This paper introduces an innovative approach to reconstruct the 3D world and multiple dynamic humans from a single monocular video input. The authors leverage the recently developed 3D Gaussian Splatting (3D-GS) representation, which enables efficient composition and rendering of both the environment and human subjects.
One of the key challenges addressed in this work is the scenario of limited and sparse 3D observations, a common issue in real-world settings. To tackle this challenge, the authors propose a novel optimization technique that fuses sparse cues in a canonical space. This approach utilizes a pre-trained 2D diffusion model to synthesize unseen views while maintaining consistency with the observed 2D appearances.

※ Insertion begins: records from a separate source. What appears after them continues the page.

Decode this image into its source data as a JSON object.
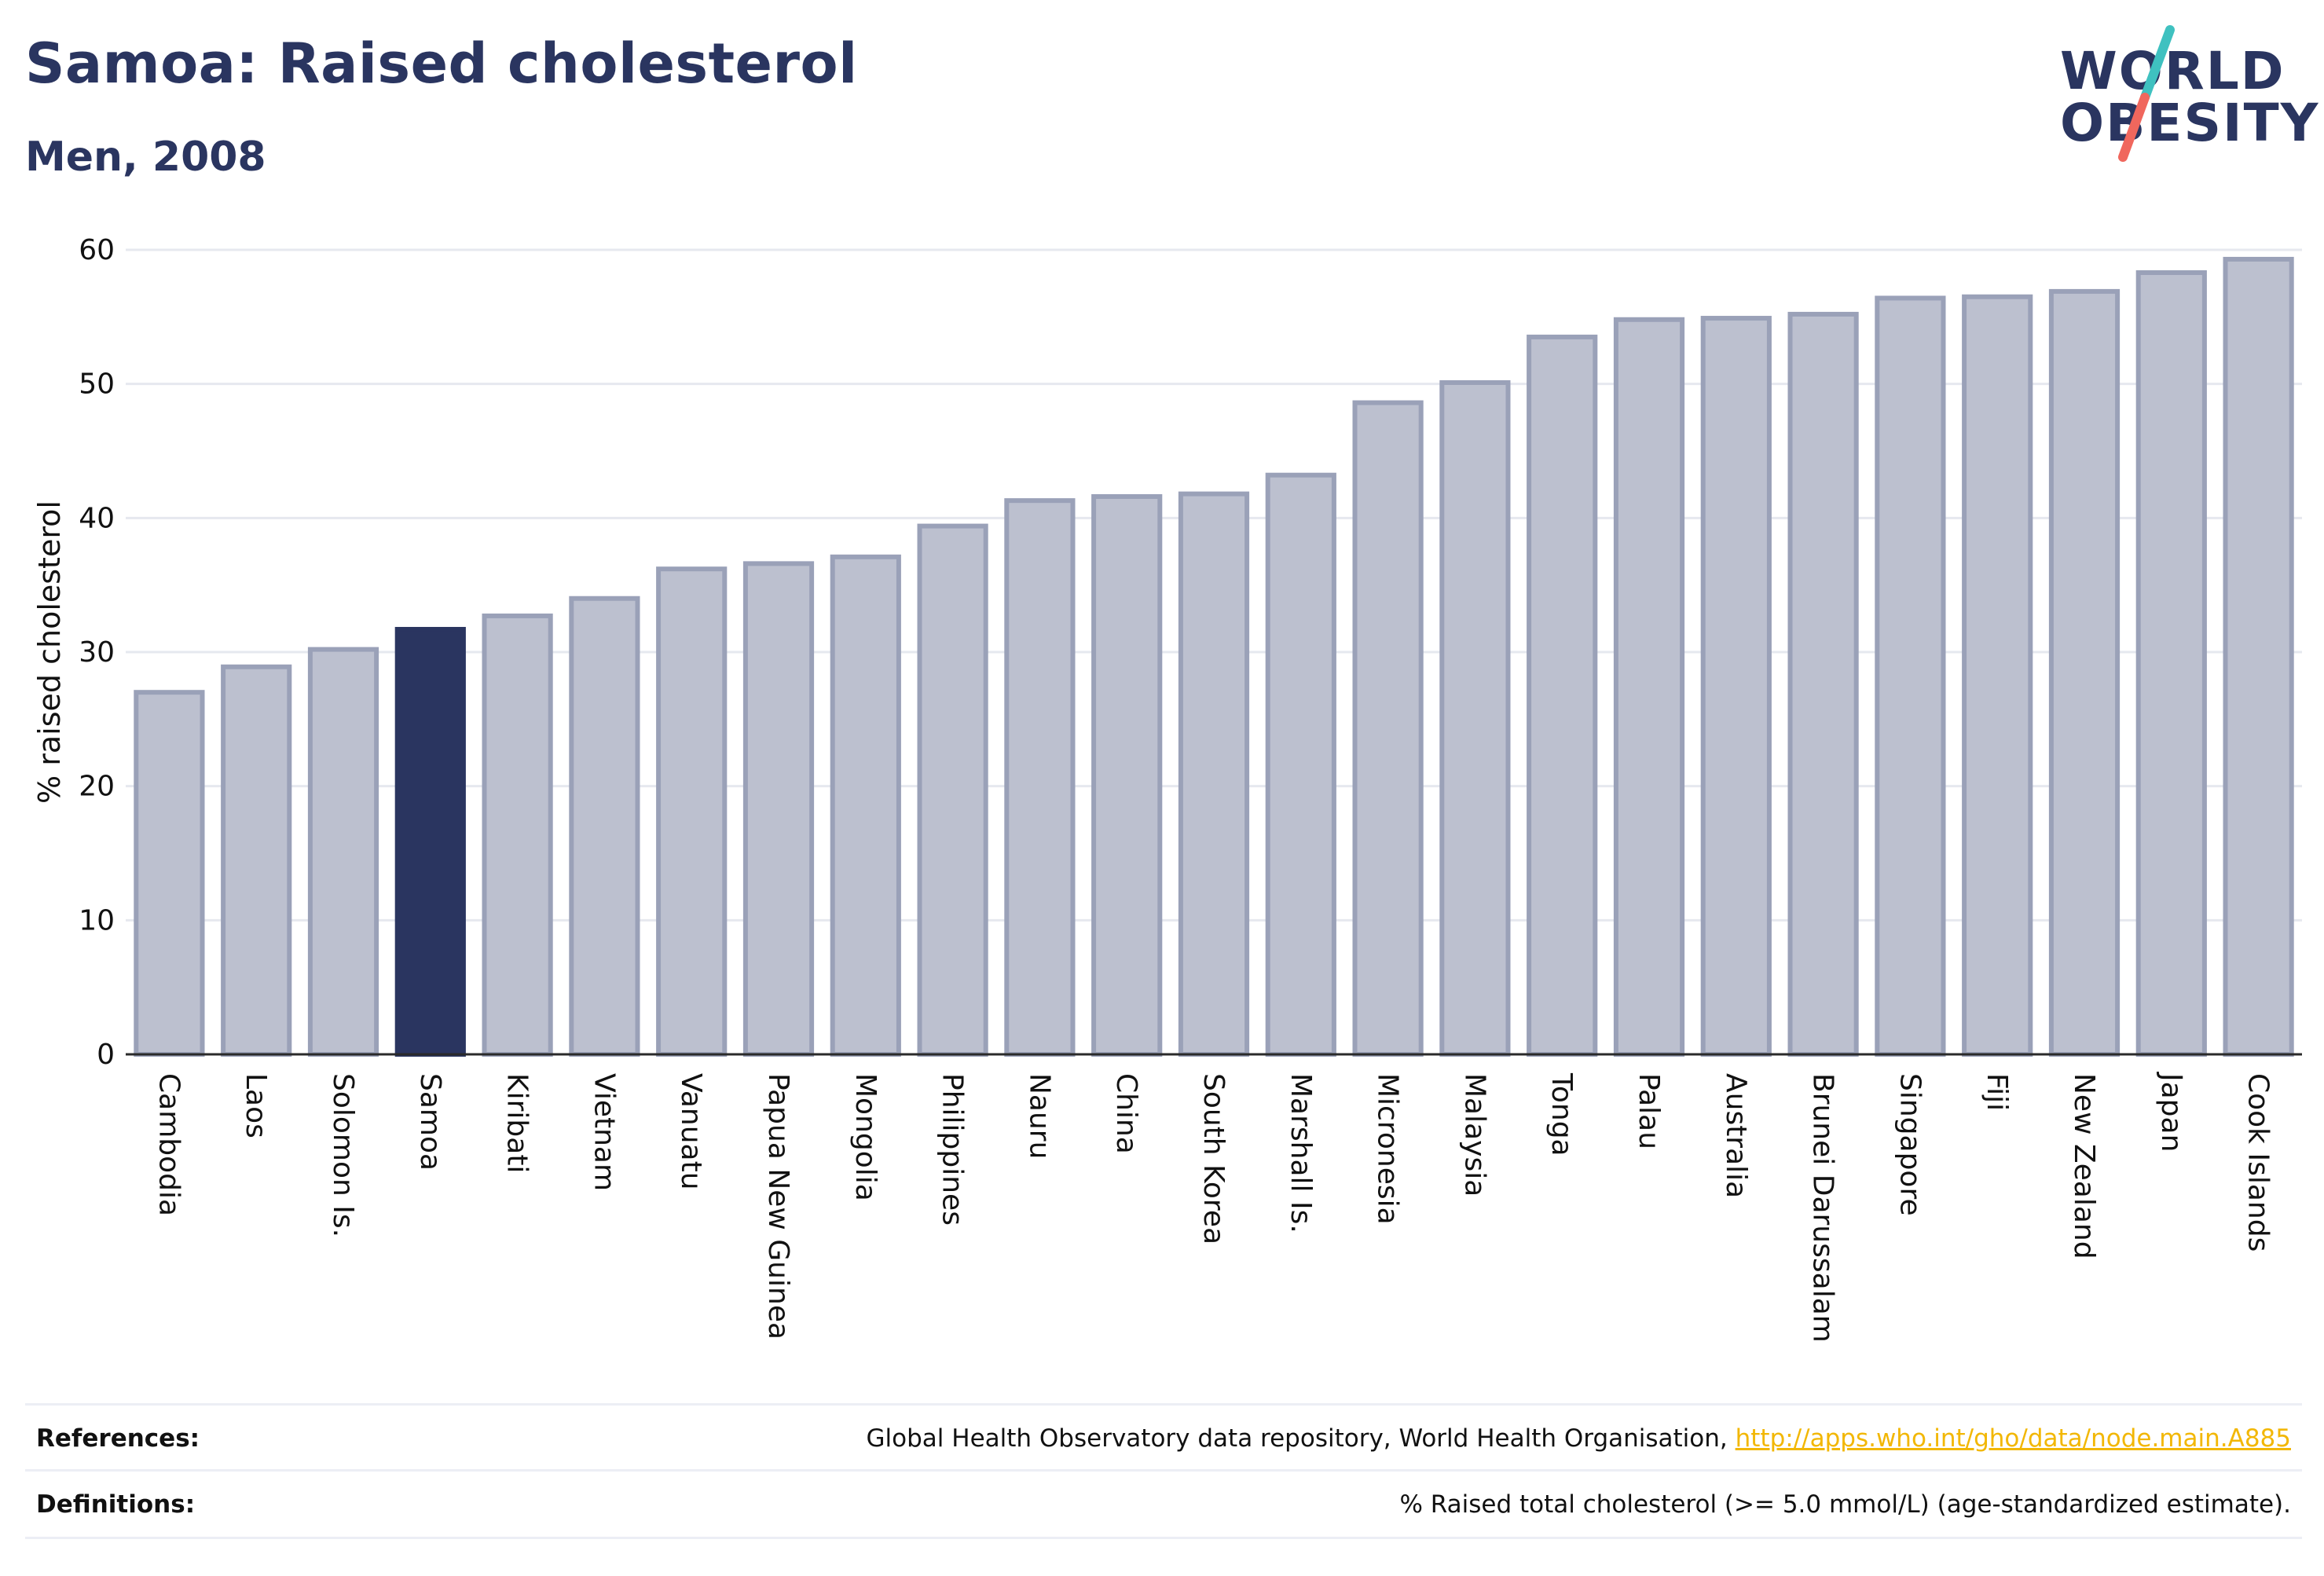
{
  "header": {
    "title": "Samoa: Raised cholesterol",
    "subtitle": "Men, 2008"
  },
  "logo": {
    "line1": "WORLD",
    "line2": "OBESITY",
    "slash_colors": [
      "#3fc1c0",
      "#f0675d"
    ]
  },
  "colors": {
    "bar_default": "#bcc0cf",
    "bar_outline": "#9aa1b8",
    "bar_highlight": "#2a3560",
    "title": "#2a3560",
    "grid": "#e6e8ef",
    "link": "#f2b705"
  },
  "chart_data": {
    "type": "bar",
    "title": "Samoa: Raised cholesterol",
    "subtitle": "Men, 2008",
    "xlabel": "",
    "ylabel": "% raised cholesterol",
    "ylim": [
      0,
      60
    ],
    "yticks": [
      0,
      10,
      20,
      30,
      40,
      50,
      60
    ],
    "grid": true,
    "highlight": "Samoa",
    "categories": [
      "Cambodia",
      "Laos",
      "Solomon Is.",
      "Samoa",
      "Kiribati",
      "Vietnam",
      "Vanuatu",
      "Papua New Guinea",
      "Mongolia",
      "Philippines",
      "Nauru",
      "China",
      "South Korea",
      "Marshall Is.",
      "Micronesia",
      "Malaysia",
      "Tonga",
      "Palau",
      "Australia",
      "Brunei Darussalam",
      "Singapore",
      "Fiji",
      "New Zealand",
      "Japan",
      "Cook Islands"
    ],
    "values": [
      27.0,
      28.9,
      30.2,
      31.7,
      32.7,
      34.0,
      36.2,
      36.6,
      37.1,
      39.4,
      41.3,
      41.6,
      41.8,
      43.2,
      48.6,
      50.1,
      53.5,
      54.8,
      54.9,
      55.2,
      56.4,
      56.5,
      56.9,
      58.3,
      59.3
    ]
  },
  "footer": {
    "references_label": "References:",
    "references_text": "Global Health Observatory data repository, World Health Organisation, ",
    "references_link": "http://apps.who.int/gho/data/node.main.A885",
    "definitions_label": "Definitions:",
    "definitions_text": "% Raised total cholesterol (>= 5.0 mmol/L) (age-standardized estimate)."
  }
}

The proposed method demonstrates remarkable capabilities in reconstructing high-quality, animatable 3D humans in various challenging situations, such as occlusion, image crops, few-shot scenarios, and extremely sparse observations. Once the reconstruction is complete, the method allows rendering the scene from any novel viewpoint and time instance, as well as editing the 3D scene by removing individual humans or applying different motions to each human subject.

Through extensive experiments, the authors showcase the superior quality and efficiency of their approach compared to existing alternative methods. The proposed technique paves the way for more accurate and versatile 3D reconstructions of dynamic humans and environments from monocular video inputs, opening up new possibilities in various applications, including virtual and augmented reality, motion capture, and visual effects.